Developing the classification
ICD-11 is an opportunity for the logical revision that DSM-5 should have been. This should refine and simplify the categories and modify illness anxiety disorder and move it into ‘Anxiety Disorders’. It should clearly state that any mental disorder coding is additional to a somatic condition or symptom diagnosis. The DSM-5 chapter needs to be rewritten urgently in clear, jargon-free prose directed at primary care and general physicians.

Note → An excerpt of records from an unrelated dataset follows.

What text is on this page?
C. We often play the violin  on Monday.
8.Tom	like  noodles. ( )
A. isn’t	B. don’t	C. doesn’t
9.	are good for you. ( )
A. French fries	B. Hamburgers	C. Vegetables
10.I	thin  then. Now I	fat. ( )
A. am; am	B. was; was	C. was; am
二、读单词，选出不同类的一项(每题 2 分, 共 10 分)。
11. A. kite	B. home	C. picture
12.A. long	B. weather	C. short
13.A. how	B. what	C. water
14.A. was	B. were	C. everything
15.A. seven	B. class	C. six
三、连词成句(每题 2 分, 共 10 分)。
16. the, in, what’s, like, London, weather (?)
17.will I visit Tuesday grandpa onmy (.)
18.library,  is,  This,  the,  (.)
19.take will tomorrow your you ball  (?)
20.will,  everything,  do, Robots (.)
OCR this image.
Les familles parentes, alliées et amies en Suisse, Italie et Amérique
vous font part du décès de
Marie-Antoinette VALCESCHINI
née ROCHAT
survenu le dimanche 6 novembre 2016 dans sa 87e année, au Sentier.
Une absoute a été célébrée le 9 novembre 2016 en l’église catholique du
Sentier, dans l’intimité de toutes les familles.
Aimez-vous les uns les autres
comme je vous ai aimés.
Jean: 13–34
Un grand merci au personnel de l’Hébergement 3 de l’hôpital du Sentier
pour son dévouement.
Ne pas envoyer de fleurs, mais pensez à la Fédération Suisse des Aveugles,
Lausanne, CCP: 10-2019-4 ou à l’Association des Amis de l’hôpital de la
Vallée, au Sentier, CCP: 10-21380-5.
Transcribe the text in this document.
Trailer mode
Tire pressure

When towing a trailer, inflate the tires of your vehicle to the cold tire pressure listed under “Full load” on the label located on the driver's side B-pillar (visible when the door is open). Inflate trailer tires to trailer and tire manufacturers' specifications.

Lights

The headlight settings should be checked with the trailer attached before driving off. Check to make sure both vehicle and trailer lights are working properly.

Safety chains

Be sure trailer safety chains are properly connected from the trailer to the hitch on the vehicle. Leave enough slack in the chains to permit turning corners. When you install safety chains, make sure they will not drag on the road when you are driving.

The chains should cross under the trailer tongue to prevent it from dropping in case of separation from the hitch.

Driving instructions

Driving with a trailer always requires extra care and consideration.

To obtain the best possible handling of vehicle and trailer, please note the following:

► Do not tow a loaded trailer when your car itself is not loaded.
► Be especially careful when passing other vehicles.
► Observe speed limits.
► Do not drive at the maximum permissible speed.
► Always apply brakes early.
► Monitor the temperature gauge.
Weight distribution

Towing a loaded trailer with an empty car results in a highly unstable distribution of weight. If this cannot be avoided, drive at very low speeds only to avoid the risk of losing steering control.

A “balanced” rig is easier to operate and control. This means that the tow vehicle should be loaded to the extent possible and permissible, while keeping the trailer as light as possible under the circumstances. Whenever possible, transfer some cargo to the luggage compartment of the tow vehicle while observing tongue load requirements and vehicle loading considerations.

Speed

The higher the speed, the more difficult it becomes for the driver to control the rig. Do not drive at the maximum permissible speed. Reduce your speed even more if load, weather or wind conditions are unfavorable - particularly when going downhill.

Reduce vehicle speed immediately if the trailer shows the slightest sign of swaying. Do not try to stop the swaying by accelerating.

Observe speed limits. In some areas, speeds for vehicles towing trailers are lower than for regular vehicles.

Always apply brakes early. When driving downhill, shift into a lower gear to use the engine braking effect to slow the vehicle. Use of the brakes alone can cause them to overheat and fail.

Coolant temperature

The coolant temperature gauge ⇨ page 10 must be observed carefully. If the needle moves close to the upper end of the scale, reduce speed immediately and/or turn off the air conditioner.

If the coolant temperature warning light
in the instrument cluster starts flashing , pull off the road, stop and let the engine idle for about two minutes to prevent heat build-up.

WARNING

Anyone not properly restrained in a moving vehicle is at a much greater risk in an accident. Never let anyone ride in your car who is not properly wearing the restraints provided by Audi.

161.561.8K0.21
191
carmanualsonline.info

Contributing to general medicine
Even more important than classificatory quibbles is need and opportunity for psychiatrists who work in the general medicine field to move on from the narrow preoccupations of mental disorder to encouraging general understanding of psychological reactions to physical illness and especially of symptoms not entirely attributable to organic pathology. I suggest the key points are:
(a) showing that the range of psychological and behavioural responses to symptoms is very similar, whether caused by cancer or by minor pathology or by awareness of physiological processes;
(b) outlining an aetiological approach that can inform decisions about treatment;
(c) describing how good routine medical care can prevent many somatic complaints becoming chronic and how specialist interventions can treat persistent disabling complications.
It will require a determined effort to work with physicians, including those revising their own symptom classifications such as those for pain and headache. An equally demanding task will be persuading sceptical patients that psychological understanding is not a denial of the reality of their suffering but rather an essential component of all medical care.
I am grateful to Michael Sharpe for discussion of the issues covered in this editorial and to an anonymous reviewer.